Saayed Alam
December 12, 2018
library(tidyverse)
#loading a dataset
library(gapminder)
#gapminder has 1704 rows and 6 variables
gapminder## # A tibble: 1,704 x 6
## country continent year lifeExp pop gdpPercap
## <fct> <fct> <int> <dbl> <int> <dbl>
## 1 Afghanistan Asia 1952 28.8 8425333 779.
## 2 Afghanistan Asia 1957 30.3 9240934 821.
## 3 Afghanistan Asia 1962 32.0 10267083 853.
## 4 Afghanistan Asia 1967 34.0 11537966 836.
## 5 Afghanistan Asia 1972 36.1 13079460 740.
## 6 Afghanistan Asia 1977 38.4 14880372 786.
## 7 Afghanistan Asia 1982 39.9 12881816 978.
## 8 Afghanistan Asia 1987 40.8 13867957 852.
## 9 Afghanistan Asia 1992 41.7 16317921 649.
## 10 Afghanistan Asia 1997 41.8 22227415 635.

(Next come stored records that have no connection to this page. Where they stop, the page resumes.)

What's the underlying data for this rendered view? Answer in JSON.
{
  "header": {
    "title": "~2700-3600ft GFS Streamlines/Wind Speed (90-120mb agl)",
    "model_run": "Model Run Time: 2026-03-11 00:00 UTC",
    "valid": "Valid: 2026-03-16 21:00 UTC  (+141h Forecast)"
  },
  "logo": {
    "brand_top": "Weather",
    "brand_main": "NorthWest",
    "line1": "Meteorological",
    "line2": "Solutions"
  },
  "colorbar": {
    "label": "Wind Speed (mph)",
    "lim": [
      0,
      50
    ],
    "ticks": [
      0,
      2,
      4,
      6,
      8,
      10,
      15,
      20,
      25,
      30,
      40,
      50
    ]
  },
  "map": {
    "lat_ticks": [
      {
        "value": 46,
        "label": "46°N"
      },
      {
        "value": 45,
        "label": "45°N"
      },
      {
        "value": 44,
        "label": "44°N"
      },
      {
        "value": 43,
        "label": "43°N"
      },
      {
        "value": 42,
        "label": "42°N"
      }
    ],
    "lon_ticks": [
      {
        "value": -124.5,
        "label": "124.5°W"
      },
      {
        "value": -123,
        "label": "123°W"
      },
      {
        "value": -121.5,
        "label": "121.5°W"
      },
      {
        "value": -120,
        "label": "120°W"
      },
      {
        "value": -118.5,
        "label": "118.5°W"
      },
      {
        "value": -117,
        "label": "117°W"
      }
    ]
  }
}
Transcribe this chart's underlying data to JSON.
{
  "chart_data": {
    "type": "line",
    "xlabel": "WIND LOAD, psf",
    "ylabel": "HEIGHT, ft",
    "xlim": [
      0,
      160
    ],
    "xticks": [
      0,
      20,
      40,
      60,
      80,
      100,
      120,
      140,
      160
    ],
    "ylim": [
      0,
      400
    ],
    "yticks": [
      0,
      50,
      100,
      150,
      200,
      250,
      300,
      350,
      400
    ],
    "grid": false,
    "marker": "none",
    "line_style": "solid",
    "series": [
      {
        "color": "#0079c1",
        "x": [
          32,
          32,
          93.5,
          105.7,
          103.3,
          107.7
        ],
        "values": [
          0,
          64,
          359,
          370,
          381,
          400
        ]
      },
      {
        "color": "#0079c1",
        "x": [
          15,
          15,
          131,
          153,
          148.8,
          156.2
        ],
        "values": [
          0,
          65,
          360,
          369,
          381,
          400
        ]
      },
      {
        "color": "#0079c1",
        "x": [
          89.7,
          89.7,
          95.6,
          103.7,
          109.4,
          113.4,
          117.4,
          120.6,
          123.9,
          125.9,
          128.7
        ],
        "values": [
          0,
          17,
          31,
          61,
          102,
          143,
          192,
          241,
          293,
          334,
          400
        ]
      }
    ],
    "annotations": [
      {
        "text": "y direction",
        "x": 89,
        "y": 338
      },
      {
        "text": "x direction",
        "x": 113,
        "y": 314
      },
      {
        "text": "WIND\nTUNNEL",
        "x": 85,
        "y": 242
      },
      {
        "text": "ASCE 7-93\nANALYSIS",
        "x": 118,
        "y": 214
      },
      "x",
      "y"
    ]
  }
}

## # ... with 1,694 more rows
#selecting a subset of the rows of a data frame
gapminder %>%
filter(year == 1987) %>%
head()## # A tibble: 6 x 6
## country continent year lifeExp pop gdpPercap
## <fct> <fct> <int> <dbl> <int> <dbl>
## 1 Afghanistan Asia 1987 40.8 13867957 852.
## 2 Albania Europe 1987 72 3075321 3739.
## 3 Algeria Africa 1987 65.8 23254956 5681.
## 4 Angola Africa 1987 39.9 7874230 2430.
## 5 Argentina Americas 1987 70.8 31620918 9140.
## 6 Australia Oceania 1987 76.3 16257249 21889.
#numerical summary applied to a column
gapminder %>%
filter(year == 1987 & country == 'Bangladesh') %>%
summarise(Max_Life_Expectancy = max(lifeExp))## # A tibble: 1 x 1
## Max_Life_Expectancy
## <dbl>
## 1 52.8
#numerical summary for all levels of a categorical column
gapminder %>%
filter(year == 1987) %>%
group_by(continent) %>%
summarise(Max_Life_Expectancy = max(lifeExp))## # A tibble: 5 x 2
## continent Max_Life_Expectancy
## <fct> <dbl>
## 1 Africa 71.9
## 2 Americas 76.9
## 3 Asia 78.7
## 4 Europe 77.4
## 5 Oceania 76.3
#creating a new variable based on other variables
gapminder %>%
mutate(gdp = pop * gdpPercap) %>%
head()## # A tibble: 6 x 7
## country continent year lifeExp pop gdpPercap gdp
## <fct> <fct> <int> <dbl> <int> <dbl> <dbl>
## 1 Afghanistan Asia 1952 28.8 8425333 779. 6567086330.
## 2 Afghanistan Asia 1957 30.3 9240934 821. 7585448670.
## 3 Afghanistan Asia 1962 32.0 10267083 853. 8758855797.
## 4 Afghanistan Asia 1967 34.0 11537966 836. 9648014150.
## 5 Afghanistan Asia 1972 36.1 13079460 740. 9678553274.
## 6 Afghanistan Asia 1977 38.4 14880372 786. 11697659231.
#reordering the rows based on values of one or more columns
gapminder %>%
filter(year < 2000) %>%
arrange(desc(lifeExp)) %>%
head()## # A tibble: 6 x 6
## country continent year lifeExp pop gdpPercap
## <fct> <fct> <int> <dbl> <int> <dbl>
## 1 Japan Asia 1997 80.7 125956499 28817.
## 2 Hong Kong, China Asia 1997 80 6495918 28378.
## 3 Sweden Europe 1997 79.4 8897619 25267.
## 4 Switzerland Europe 1997 79.4 7193761 32135.
## 5 Japan Asia 1992 79.4 124329269 26825.
## 6 Iceland Europe 1997 79.0 271192 28061.